In het volgende diagram ziet u de end-to-end-werkstroom voor het inschakelen van Microsoft Entra Domain Services-verificatie via SMB voor Azure Files.

Diagram showing Microsoft Entra ID over SMB for Azure Files workflow.

Microsoft Entra Domain Services-verificatie inschakelen voor uw account

Als u Microsoft Entra Domain Services-verificatie via SMB wilt inschakelen voor Azure Files, kunt u een eigenschap instellen voor opslagaccounts met gebruikmaking van Azure Portal, Azure PowerShell of Azure CLI. Als u deze eigenschap inschakelt, wordt het opslagaccount impliciet toegevoegd aan het domein van de corresponderendeMicrosoft Entra Domain Services-implementatie. Microsoft Entra Domain Services-verificatie via SMB wordt vervolgens ingeschakeld voor alle nieuwe en bestaande bestandsshares in het opslagaccount.

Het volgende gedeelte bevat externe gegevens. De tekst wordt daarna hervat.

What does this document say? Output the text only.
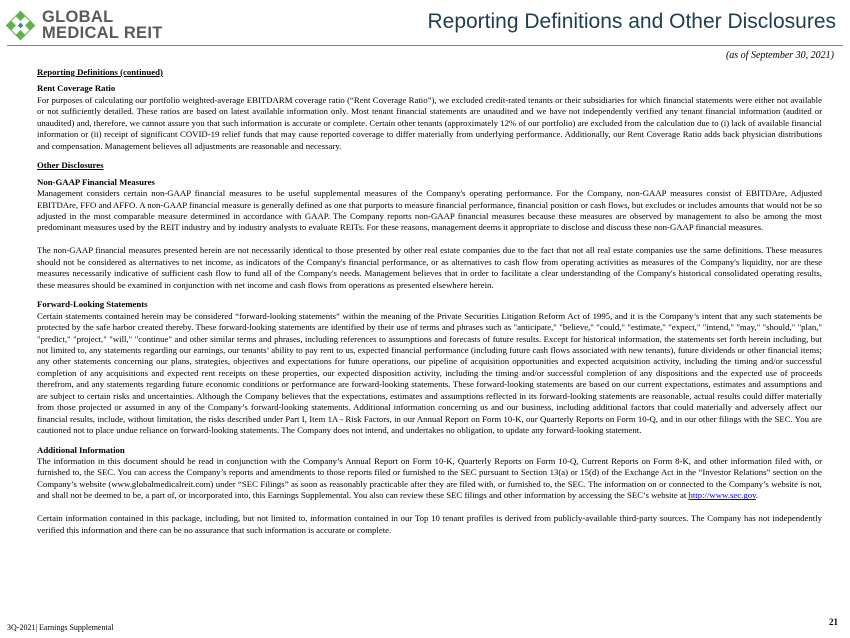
GLOBAL
MEDICAL REIT	Reporting Definitions and Other Disclosures
(as of September 30, 2021)
Reporting Definitions (continued)
Rent Coverage Ratio

For purposes of calculating our portfolio weighted-average EBITDARM coverage ratio (“Rent Coverage Ratio”), we excluded credit-rated tenants or their subsidiaries for which financial statements were either not available or not sufficiently detailed. These ratios are based on latest available information only. Most tenant financial statements are unaudited and we have not independently verified any tenant financial information (audited or unaudited) and, therefore, we cannot assure you that such information is accurate or complete. Certain other tenants (approximately 12% of our portfolio) are excluded from the calculation due to (i) lack of available financial information or (ii) receipt of significant COVID-19 relief funds that may cause reported coverage to differ materially from underlying performance. Additionally, our Rent Coverage Ratio adds back physician distributions and compensation. Management believes all adjustments are reasonable and necessary.

Other Disclosures
Non-GAAP Financial Measures

Management considers certain non-GAAP financial measures to be useful supplemental measures of the Company's operating performance. For the Company, non-GAAP measures consist of EBITDAre, Adjusted EBITDAre, FFO and AFFO. A non-GAAP financial measure is generally defined as one that purports to measure financial performance, financial position or cash flows, but excludes or includes amounts that would not be so adjusted in the most comparable measure determined in accordance with GAAP. The Company reports non-GAAP financial measures because these measures are observed by management to also be among the most predominant measures used by the REIT industry and by industry analysts to evaluate REITs. For these reasons, management deems it appropriate to disclose and discuss these non-GAAP financial measures.

The non-GAAP financial measures presented herein are not necessarily identical to those presented by other real estate companies due to the fact that not all real estate companies use the same definitions. These measures should not be considered as alternatives to net income, as indicators of the Company's financial performance, or as alternatives to cash flow from operating activities as measures of the Company's liquidity, nor are these measures necessarily indicative of sufficient cash flow to fund all of the Company's needs. Management believes that in order to facilitate a clear understanding of the Company's historical consolidated operating results, these measures should be examined in conjunction with net income and cash flows from operations as presented elsewhere herein.

Forward-Looking Statements

Certain statements contained herein may be considered “forward-looking statements” within the meaning of the Private Securities Litigation Reform Act of 1995, and it is the Company’s intent that any such statements be protected by the safe harbor created thereby. These forward-looking statements are identified by their use of terms and phrases such as "anticipate," "believe," "could," "estimate," "expect," "intend," "may," "should," "plan," "predict," "project," "will," "continue" and other similar terms and phrases, including references to assumptions and forecasts of future results. Except for historical information, the statements set forth herein including, but not limited to, any statements regarding our earnings, our tenants’ ability to pay rent to us, expected financial performance (including future cash flows associated with new tenants), future dividends or other financial items; any other statements concerning our plans, strategies, objectives and expectations for future operations, our pipeline of acquisition opportunities and expected acquisition activity, including the timing and/or successful completion of any acquisitions and expected rent receipts on these properties, our expected disposition activity, including the timing and/or successful completion of any dispositions and the expected use of proceeds therefrom, and any statements regarding future economic conditions or performance are forward-looking statements. These forward-looking statements are based on our current expectations, estimates and assumptions and are subject to certain risks and uncertainties. Although the Company believes that the expectations, estimates and assumptions reflected in its forward-looking statements are reasonable, actual results could differ materially from those projected or assumed in any of the Company’s forward-looking statements. Additional information concerning us and our business, including additional factors that could materially and adversely affect our financial results, include, without limitation, the risks described under Part I, Item 1A - Risk Factors, in our Annual Report on Form 10-K, our Quarterly Reports on Form 10-Q, and in our other filings with the SEC. You are cautioned not to place undue reliance on forward-looking statements. The Company does not intend, and undertakes no obligation, to update any forward-looking statement.

Additional Information

The information in this document should be read in conjunction with the Company’s Annual Report on Form 10-K, Quarterly Reports on Form 10-Q, Current Reports on Form 8-K, and other information filed with, or furnished to, the SEC. You can access the Company’s reports and amendments to those reports filed or furnished to the SEC pursuant to Section 13(a) or 15(d) of the Exchange Act in the “Investor Relations” section on the Company’s website (www.globalmedicalreit.com) under “SEC Filings” as soon as reasonably practicable after they are filed with, or furnished to, the SEC. The information on or connected to the Company’s website is not, and shall not be deemed to be, a part of, or incorporated into, this Earnings Supplemental. You also can review these SEC filings and other information by accessing the SEC’s website at http://www.sec.gov.

Certain information contained in this package, including, but not limited to, information contained in our Top 10 tenant profiles is derived from publicly-available third-party sources. The Company has not independently verified this information and there can be no assurance that such information is accurate or complete.

3Q-2021| Earnings Supplemental
21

Houd er rekening mee dat u Microsoft Entra Domain Services-verificatie via SMB alleen kunt inschakelen nadat u Microsoft Entra Domain Services hebt geïmplementeerd in uw Microsoft Entra-tenant. Zie de vereisten voor meer informatie.

Voer de volgende stappen uit om Microsoft Entra Domain Services-verificatie via SMB in te schakelen via Azure Portal:

  1. Ga in Azure Portal naar uw bestaande opslagaccount of maak een opslagaccount.

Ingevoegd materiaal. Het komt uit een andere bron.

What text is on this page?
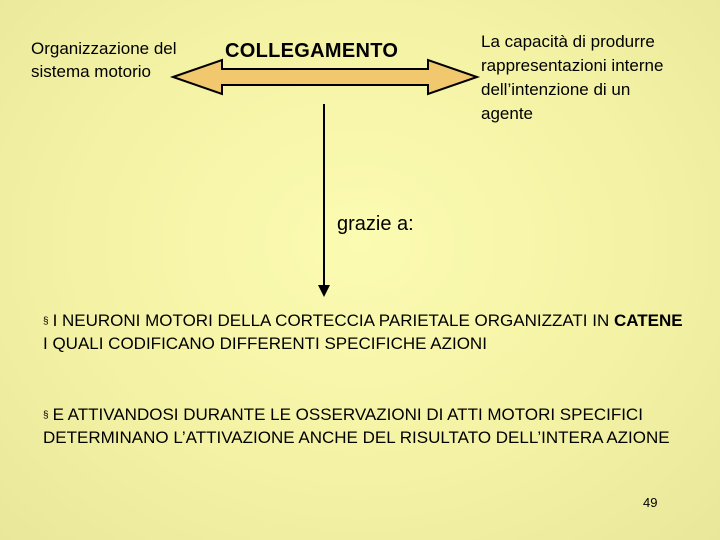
Organizzazione del sistema motorio

COLLEGAMENTO	La capacità di produrre rappresentazioni interne dell’intenzione di un agente

grazie a:

§ I NEURONI MOTORI DELLA CORTECCIA PARIETALE ORGANIZZATI IN CATENE I QUALI CODIFICANO DIFFERENTI SPECIFICHE AZIONI
§ E ATTIVANDOSI DURANTE LE OSSERVAZIONI DI ATTI MOTORI SPECIFICI DETERMINANO L’ATTIVAZIONE ANCHE DEL RISULTATO DELL’INTERA AZIONE
49
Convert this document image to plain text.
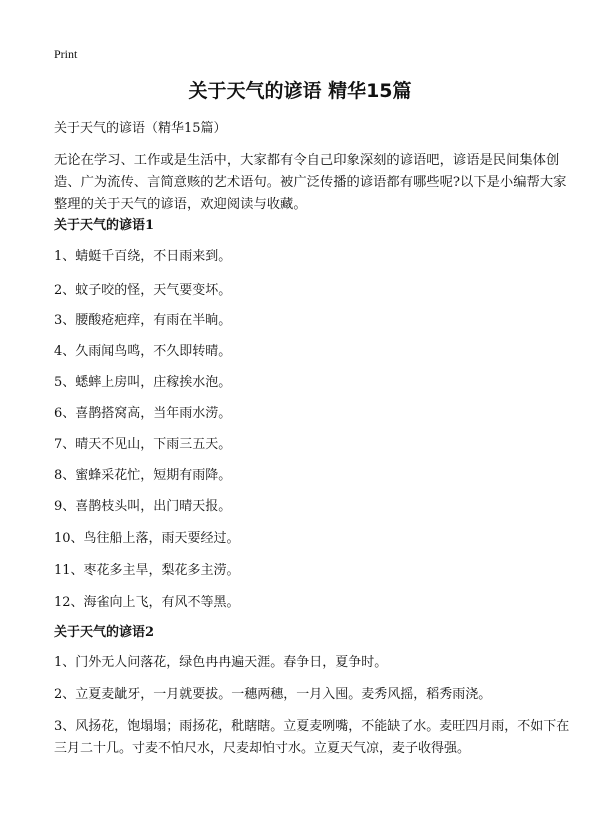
Print
关于天气的谚语 精华15篇
关于天气的谚语（精华15篇）
无论在学习、工作或是生活中，大家都有令自己印象深刻的谚语吧，谚语是民间集体创造、广为流传、言简意赅的艺术语句。被广泛传播的谚语都有哪些呢?以下是小编帮大家整理的关于天气的谚语，欢迎阅读与收藏。
关于天气的谚语1
1、蜻蜓千百绕，不日雨来到。
2、蚊子咬的怪，天气要变坏。
3、腰酸疮疤痒，有雨在半晌。
4、久雨闻鸟鸣，不久即转晴。
5、蟋蟀上房叫，庄稼挨水泡。
6、喜鹊搭窝高，当年雨水涝。
7、晴天不见山，下雨三五天。
8、蜜蜂采花忙，短期有雨降。
9、喜鹊枝头叫，出门晴天报。
10、鸟往船上落，雨天要经过。
11、枣花多主旱，梨花多主涝。
12、海雀向上飞，有风不等黑。
关于天气的谚语2
1、门外无人问落花，绿色冉冉遍天涯。春争日，夏争时。
2、立夏麦龇牙，一月就要拔。一穗两穗，一月入囤。麦秀风摇，稻秀雨浇。
3、风扬花，饱塌塌；雨扬花，秕瞎瞎。立夏麦咧嘴，不能缺了水。麦旺四月雨，不如下在三月二十几。寸麦不怕尺水，尺麦却怕寸水。立夏天气凉，麦子收得强。
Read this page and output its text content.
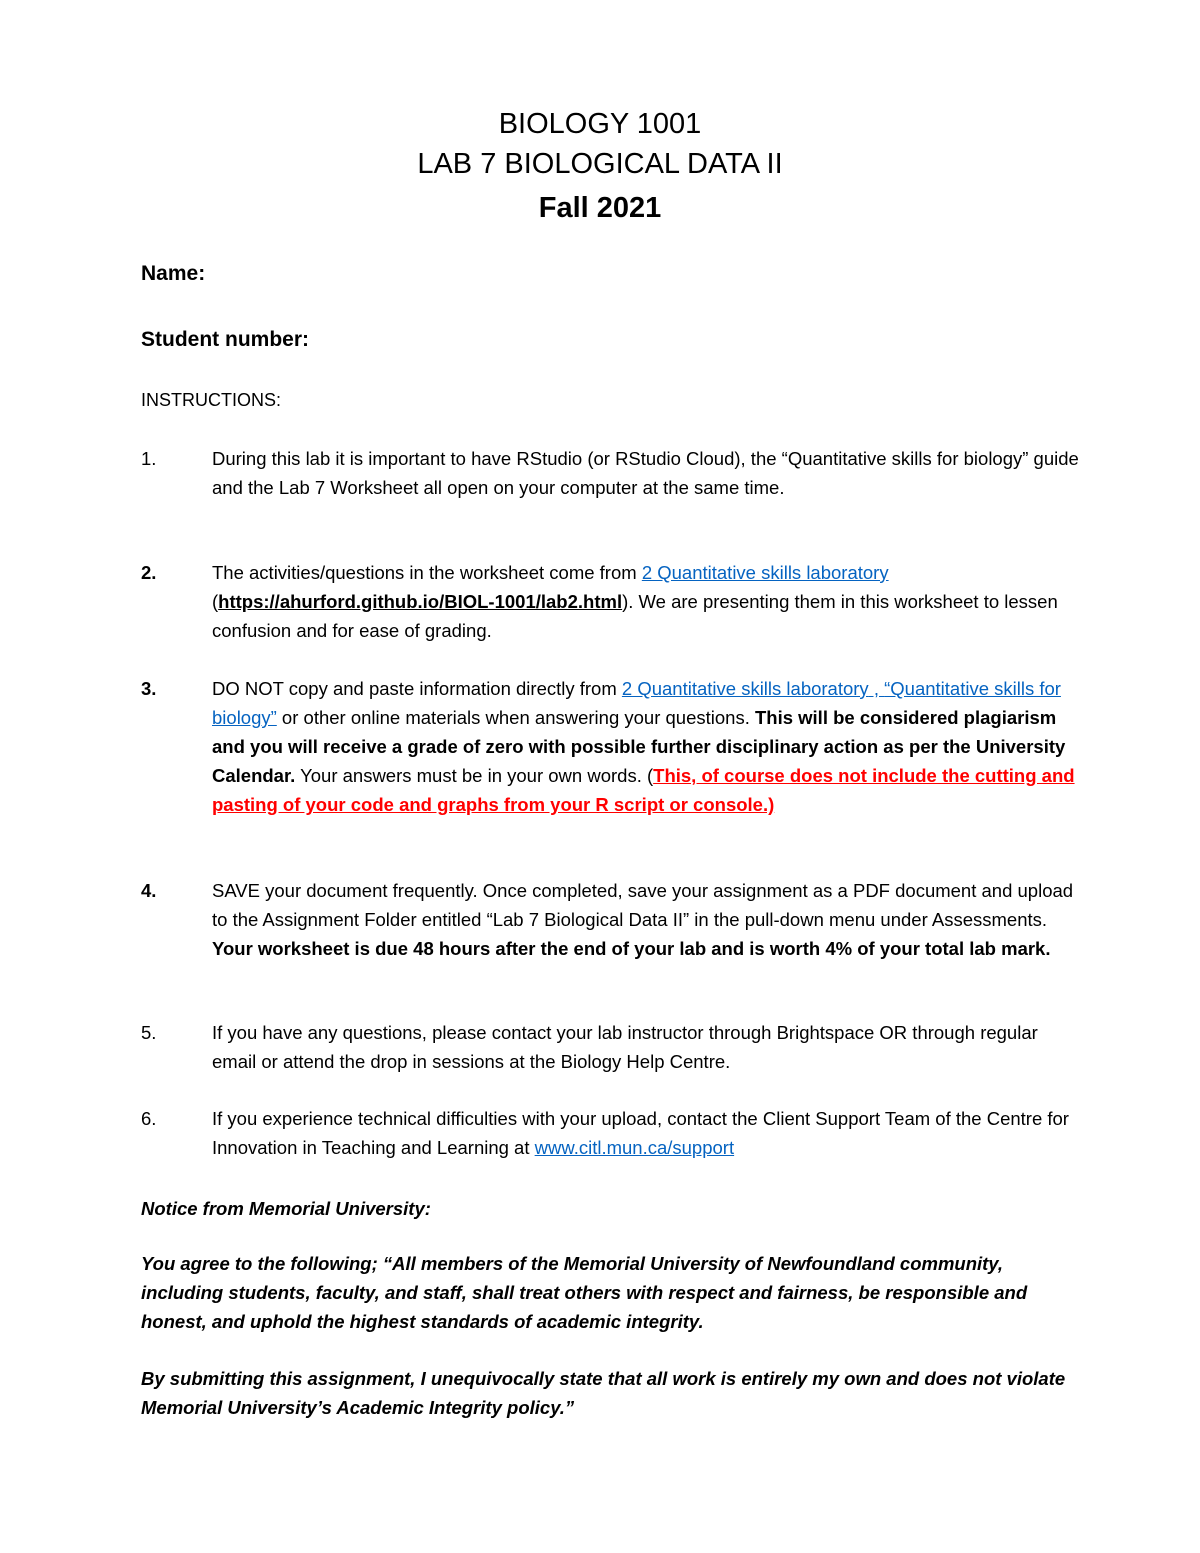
BIOLOGY 1001
LAB 7 BIOLOGICAL DATA II
Fall 2021
Name:
Student number:
INSTRUCTIONS:
1.	During this lab it is important to have RStudio (or RStudio Cloud), the “Quantitative skills for biology” guide and the Lab 7 Worksheet all open on your computer at the same time.
2.	The activities/questions in the worksheet come from 2 Quantitative skills laboratory (https://ahurford.github.io/BIOL-1001/lab2.html). We are presenting them in this worksheet to lessen confusion and for ease of grading.
3.	DO NOT copy and paste information directly from 2 Quantitative skills laboratory , “Quantitative skills for biology” or other online materials when answering your questions. This will be considered plagiarism and you will receive a grade of zero with possible further disciplinary action as per the University Calendar. Your answers must be in your own words. (This, of course does not include the cutting and pasting of your code and graphs from your R script or console.)
4.	SAVE your document frequently. Once completed, save your assignment as a PDF document and upload to the Assignment Folder entitled “Lab 7 Biological Data II” in the pull-down menu under Assessments. Your worksheet is due 48 hours after the end of your lab and is worth 4% of your total lab mark.
5.	If you have any questions, please contact your lab instructor through Brightspace OR through regular email or attend the drop in sessions at the Biology Help Centre.
6.	If you experience technical difficulties with your upload, contact the Client Support Team of the Centre for Innovation in Teaching and Learning at www.citl.mun.ca/support
Notice from Memorial University:
You agree to the following; “All members of the Memorial University of Newfoundland community, including students, faculty, and staff, shall treat others with respect and fairness, be responsible and honest, and uphold the highest standards of academic integrity.
By submitting this assignment, I unequivocally state that all work is entirely my own and does not violate Memorial University’s Academic Integrity policy.”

  2. Selecteer Bestandsshares voor gegevensopslag>.

  3. Selecteer in de sectie Instellingen voor bestandsshare de optie Op identiteit gebaseerde toegang: Niet geconfigureerd.

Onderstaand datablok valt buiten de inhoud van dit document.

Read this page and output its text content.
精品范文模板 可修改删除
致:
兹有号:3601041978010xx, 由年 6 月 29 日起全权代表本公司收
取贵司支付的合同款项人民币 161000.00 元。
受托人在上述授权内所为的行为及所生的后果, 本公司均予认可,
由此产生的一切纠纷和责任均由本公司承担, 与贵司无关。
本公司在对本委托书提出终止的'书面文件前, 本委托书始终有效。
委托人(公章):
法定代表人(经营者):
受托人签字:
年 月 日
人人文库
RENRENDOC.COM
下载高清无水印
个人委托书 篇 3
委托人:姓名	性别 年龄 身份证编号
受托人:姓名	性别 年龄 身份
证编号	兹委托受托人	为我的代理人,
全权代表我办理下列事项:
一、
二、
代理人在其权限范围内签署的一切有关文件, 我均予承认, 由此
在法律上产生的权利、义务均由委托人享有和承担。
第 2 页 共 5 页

    Screenshot of the file shares pane in your storage account, identity-based access is highlighted.

  4. Selecteer Onder Microsoft Entra Domain Services de optie Instellen en schakel vervolgens de functie in door het selectievakje in te schakelen.

  5. Selecteer Opslaan.

    Screenshot of the identity-based access configuration pane, Microsoft Entra Domain Services is enabled as the source.

Standaard maakt Microsoft Entra Domain Services-verificatie gebruik van Kerberos RC4-versleuteling. U wordt aangeraden deze te configureren voor het gebruik van Kerberos AES-256-versleuteling door deze instructies te volgen.

Voor de actie moet een bewerking worden uitgevoerd op het Active Directory-domein dat wordt beheerd door Microsoft Entra Domain Services om een domeincontroller te bereiken om een wijziging van de eigenschap aan te vragen voor het domeinobject. De onderstaande cmdlets zijn Windows Server Active Directory PowerShell-cmdlets, niet Azure PowerShell-cmdlets. Daarom moeten deze PowerShell-opdrachten worden uitgevoerd vanaf een clientcomputer die lid is van het Domein van Microsoft Entra Domain Services.

Belangrijk

De Windows Server Active Directory PowerShell-cmdlets in deze sectie moeten worden uitgevoerd in Windows PowerShell 5.1 vanaf een clientcomputer die lid is van een domein dat is toegevoegd aan het domein Microsoft Entra Domain Services. PowerShell 7.x en Azure Cloud Shell werken niet in dit scenario.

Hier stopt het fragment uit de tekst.